I’m reading Andrew Pettigree’s fascinating book, The Invention of News: How the world came to know about itself. In the early days of newsprint, many felt that only people who actually needed to know about foreign wars and suchlike — merchants, statesmen — would profit from reading news.
It was only at the very end of the seventeenth century that a German author would join the debate with an unambiguous statement in favour of reading newspapers. Kaspar Stieler’s Zeitungs Lust und Nutz (The Pleasure and Utility of Newspapers) was a ringing endorsement of the right to follow the news:
We who live in this world, must know the present world; we get no help here from Alexander, Caesar or Mohammed if we wish to be wise. Whoever seeks this wisdom and wishes to partake in society must follow the papers: must read and understand them.

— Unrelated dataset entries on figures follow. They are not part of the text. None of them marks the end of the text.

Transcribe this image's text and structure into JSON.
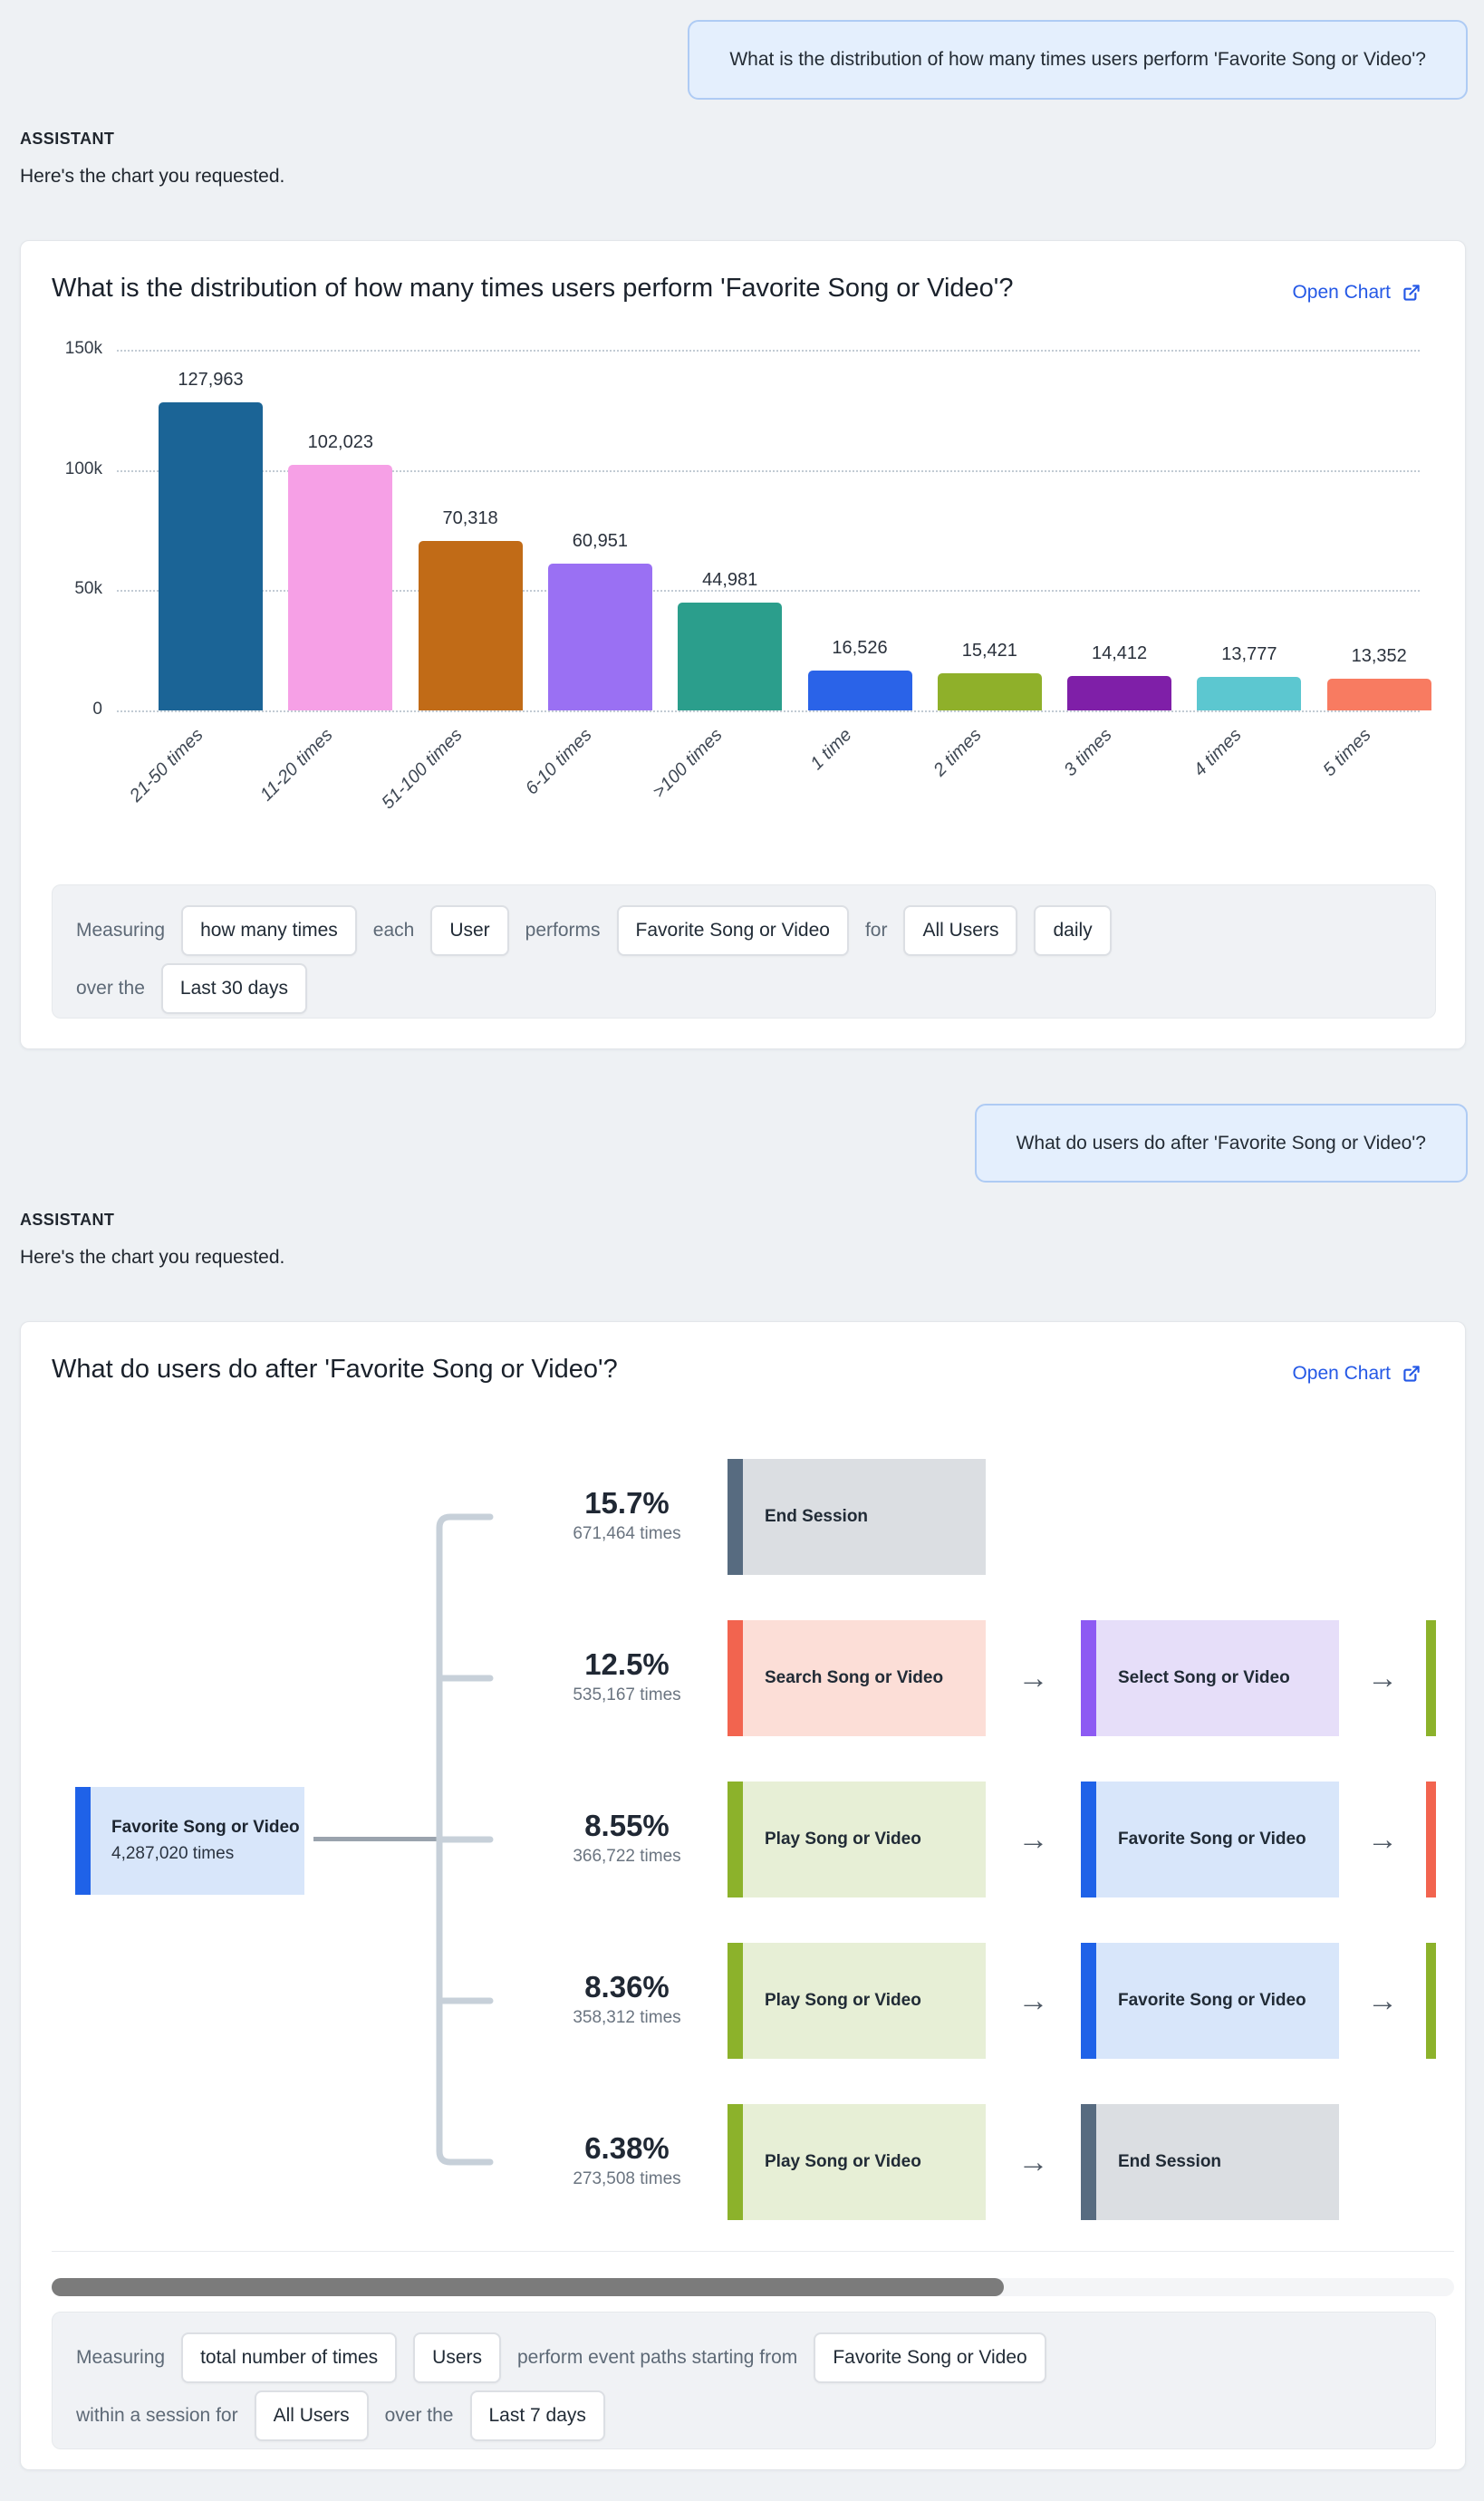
{
  "conversation": {
    "assistant_label": "ASSISTANT",
    "assistant_intro": "Here's the chart you requested.",
    "question_1": "What is the distribution of how many times users perform 'Favorite Song or Video'?",
    "question_2": "What do users do after 'Favorite Song or Video'?"
  },
  "cards": [
    {
      "title": "What is the distribution of how many times users perform 'Favorite Song or Video'?",
      "open_chart_label": "Open Chart",
      "measuring_lines": [
        [
          {
            "kind": "text",
            "value": "Measuring"
          },
          {
            "kind": "chip",
            "value": "how many times"
          },
          {
            "kind": "text",
            "value": "each"
          },
          {
            "kind": "chip",
            "value": "User"
          },
          {
            "kind": "text",
            "value": "performs"
          },
          {
            "kind": "chip",
            "value": "Favorite Song or Video"
          },
          {
            "kind": "text",
            "value": "for"
          },
          {
            "kind": "chip",
            "value": "All Users"
          },
          {
            "kind": "chip",
            "value": "daily"
          }
        ],
        [
          {
            "kind": "text",
            "value": "over the"
          },
          {
            "kind": "chip",
            "value": "Last 30 days"
          }
        ]
      ]
    },
    {
      "title": "What do users do after 'Favorite Song or Video'?",
      "open_chart_label": "Open Chart",
      "measuring_lines": [
        [
          {
            "kind": "text",
            "value": "Measuring"
          },
          {
            "kind": "chip",
            "value": "total number of times"
          },
          {
            "kind": "chip",
            "value": "Users"
          },
          {
            "kind": "text",
            "value": "perform event paths starting from"
          },
          {
            "kind": "chip",
            "value": "Favorite Song or Video"
          }
        ],
        [
          {
            "kind": "text",
            "value": "within a session for"
          },
          {
            "kind": "chip",
            "value": "All Users"
          },
          {
            "kind": "text",
            "value": "over the"
          },
          {
            "kind": "chip",
            "value": "Last 7 days"
          }
        ]
      ]
    }
  ],
  "chart_data": [
    {
      "type": "bar",
      "title": "What is the distribution of how many times users perform 'Favorite Song or Video'?",
      "categories": [
        "21-50 times",
        "11-20 times",
        "51-100 times",
        "6-10 times",
        ">100 times",
        "1 time",
        "2 times",
        "3 times",
        "4 times",
        "5 times"
      ],
      "values": [
        127963,
        102023,
        70318,
        60951,
        44981,
        16526,
        15421,
        14412,
        13777,
        13352
      ],
      "value_labels": [
        "127,963",
        "102,023",
        "70,318",
        "60,951",
        "44,981",
        "16,526",
        "15,421",
        "14,412",
        "13,777",
        "13,352"
      ],
      "bar_colors": [
        "#1b6496",
        "#f6a0e6",
        "#c16b17",
        "#9a70f3",
        "#2b9e8c",
        "#2a63e8",
        "#8fb02a",
        "#7f1fa8",
        "#5cc7d0",
        "#f87b61"
      ],
      "xlabel": "",
      "ylabel": "",
      "ylim": [
        0,
        150000
      ],
      "yticks": [
        {
          "value": 0,
          "label": "0"
        },
        {
          "value": 50000,
          "label": "50k"
        },
        {
          "value": 100000,
          "label": "100k"
        },
        {
          "value": 150000,
          "label": "150k"
        }
      ],
      "grid": "dotted-horizontal",
      "legend": "none"
    },
    {
      "type": "path",
      "title": "What do users do after 'Favorite Song or Video'?",
      "root": {
        "label": "Favorite Song or Video",
        "count_label": "4,287,020 times",
        "scheme": "blue"
      },
      "rows": [
        {
          "percent": "15.7%",
          "count_label": "671,464 times",
          "steps": [
            {
              "label": "End Session",
              "scheme": "gray"
            }
          ],
          "truncated": null
        },
        {
          "percent": "12.5%",
          "count_label": "535,167 times",
          "steps": [
            {
              "label": "Search Song or Video",
              "scheme": "coral"
            },
            {
              "label": "Select Song or Video",
              "scheme": "purple"
            }
          ],
          "truncated": "olive"
        },
        {
          "percent": "8.55%",
          "count_label": "366,722 times",
          "steps": [
            {
              "label": "Play Song or Video",
              "scheme": "olive"
            },
            {
              "label": "Favorite Song or Video",
              "scheme": "blue"
            }
          ],
          "truncated": "coral"
        },
        {
          "percent": "8.36%",
          "count_label": "358,312 times",
          "steps": [
            {
              "label": "Play Song or Video",
              "scheme": "olive"
            },
            {
              "label": "Favorite Song or Video",
              "scheme": "blue"
            }
          ],
          "truncated": "olive"
        },
        {
          "percent": "6.38%",
          "count_label": "273,508 times",
          "steps": [
            {
              "label": "Play Song or Video",
              "scheme": "olive"
            },
            {
              "label": "End Session",
              "scheme": "gray"
            }
          ],
          "truncated": null
        }
      ],
      "schemes": {
        "blue": {
          "bar": "#1f62e8",
          "fill": "#d8e6fa"
        },
        "gray": {
          "bar": "#576b80",
          "fill": "#dbdee2"
        },
        "coral": {
          "bar": "#f2644f",
          "fill": "#fcded7"
        },
        "purple": {
          "bar": "#8d5af3",
          "fill": "#e6def9"
        },
        "olive": {
          "bar": "#8cb22b",
          "fill": "#e7efd6"
        }
      },
      "arrow_glyph": "→"
    }
  ]
}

I was struck by the way Steiler lists Mohammed alongside Alexander and Caesar. These seem an odd trio. Are we talking about Mohammed the prophet, or Mohammed the war leader? The company he’s keeping in this excerpt imply the latter.
How did Europeans of the age view Mohammed? Was he seen as a dispenser of wisdom? A false prophet? Or merely a secular conqueror, like Alexander? And, if as a conqueror, was he respected and admired, seen as a great leader, as Alexander was?
When Europeans thought of Mohammed, did they think of Islamic power, Jerusalem and the Crusades, the Ottomans, Moorish Spain? Or did they think of Mohammed the man, in his own time, unconnected to contemporary Muslims?
Kaspar Stieler, Zeitungs Lust und Nutz (Hamburg: Schiller, 1695), quoted Groth, Geschichte, p. 19.